The Easter Vigil is observed by many churches that have a high liturgical tradition. In these churches, the Vigil is held in the hours of darkness between sunset on Holy Saturday and sunrise on Easter Day. As night gives way to day, it becomes the first official celebration of the Resurrection of Jesus.
The reading from Genesis 1 is the familiar account of creation in which God first brings light to darkness. In hearing this in the hours proceeding Easter, we are reminded that as Christ lay in the darkness of the tomb, it is the anticipation of God’s new creation that will occur with His resurrection.
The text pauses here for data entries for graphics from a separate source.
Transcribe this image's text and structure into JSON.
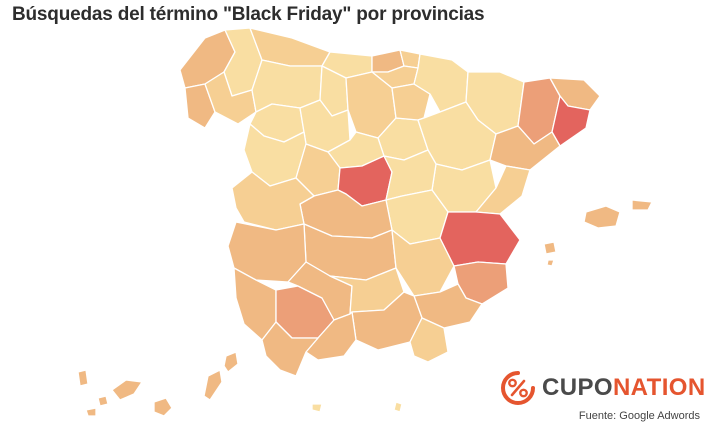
{
  "title": "Búsquedas del término \"Black Friday\" por provincias",
  "colors": {
    "background": "#ffffff",
    "low": "#f9dea2",
    "mid_low": "#f6cf93",
    "mid": "#f0b983",
    "high": "#ec9f78",
    "highest": "#e3645e",
    "brand_gray": "#4a4a4a",
    "brand_orange": "#e5552f"
  },
  "map": {
    "region": "Spain",
    "hotspots": [
      "Madrid",
      "Barcelona",
      "Valencia",
      "Sevilla"
    ],
    "levels": {
      "Madrid": "highest",
      "Barcelona": "highest",
      "Valencia": "highest",
      "Sevilla": "high",
      "Alicante": "high",
      "Lleida": "high",
      "Girona": "mid",
      "Tarragona": "mid",
      "Navarra": "low",
      "Huesca": "low",
      "Zaragoza": "low",
      "Islas Baleares": "mid",
      "Islas Canarias": "mid"
    }
  },
  "brand": {
    "logo": "percent-badge-icon",
    "name_part_1": "CUPO",
    "name_part_2": "NATION"
  },
  "source": "Fuente: Google Adwords"
}
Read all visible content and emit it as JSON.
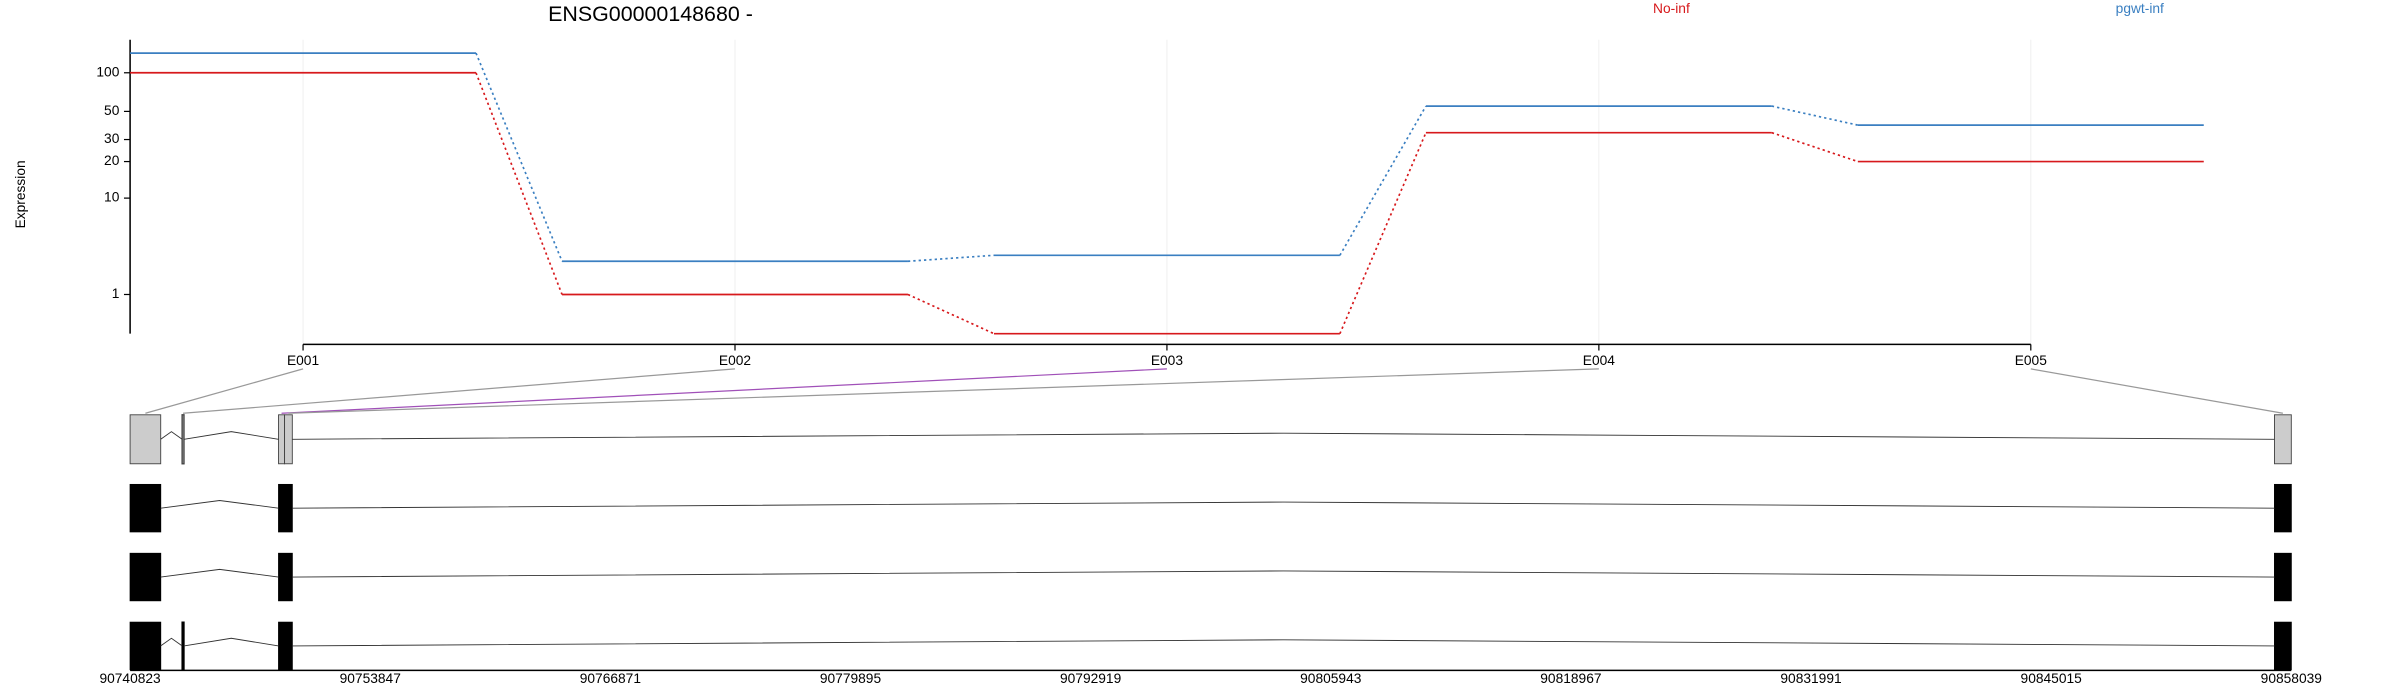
{
  "chart_data": {
    "type": "line",
    "title": "ENSG00000148680 -",
    "y_label": "Expression",
    "categories": [
      "E001",
      "E002",
      "E003",
      "E004",
      "E005"
    ],
    "yscale": "log1p",
    "ylim": [
      0,
      180
    ],
    "yticks": [
      1,
      10,
      20,
      30,
      50,
      100
    ],
    "grid": true,
    "series": [
      {
        "name": "No-inf",
        "color": "#d7191c",
        "values": [
          100,
          1,
          0,
          34,
          20
        ]
      },
      {
        "name": "pgwt-inf",
        "color": "#3a7fc1",
        "values": [
          142,
          2.6,
          3,
          55,
          39
        ]
      }
    ],
    "gene_model": {
      "xlim": [
        90740823,
        90858039
      ],
      "xticks": [
        90740823,
        90753847,
        90766871,
        90779895,
        90792919,
        90805943,
        90818967,
        90831991,
        90845015,
        90858039
      ],
      "bins": [
        [
          90740823,
          90742483
        ],
        [
          90743645,
          90743745
        ],
        [
          90748874,
          90749200
        ],
        [
          90749200,
          90749621
        ],
        [
          90857126,
          90858039
        ]
      ],
      "bin_link_colors": [
        "#999999",
        "#999999",
        "#a050b8",
        "#999999",
        "#999999"
      ],
      "transcripts": [
        [
          [
            90740823,
            90742483
          ],
          [
            90748874,
            90749621
          ],
          [
            90857126,
            90858039
          ]
        ],
        [
          [
            90740823,
            90742483
          ],
          [
            90748874,
            90749621
          ],
          [
            90857126,
            90858039
          ]
        ],
        [
          [
            90740823,
            90742483
          ],
          [
            90743645,
            90743745
          ],
          [
            90748874,
            90749621
          ],
          [
            90857126,
            90858039
          ]
        ]
      ]
    }
  }
}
The selections from Psalm 136 proclaim thanks to God. The breadth of this Psalm is notable. The God of all creation is at work from its heights to its depths. With gratitude, we can rest – and wake – assured that we too have a place in God’s very good creation.
The reading from Exodus 14 is a pillar of Israel’s identity as the people of God. Israel knows itself as the people whom God delivered from bondage in Egypt. We Christians are those who are both graciously included in God’s covenant family and who celebrate the decisive deliverance from bondage to sin and death achieved in the life, death, and resurrection of Christ. We have been freed. As Pope John Paul II said, “Do not abandon yourselves to despair. We are the Easter people and hallelujah is our song.”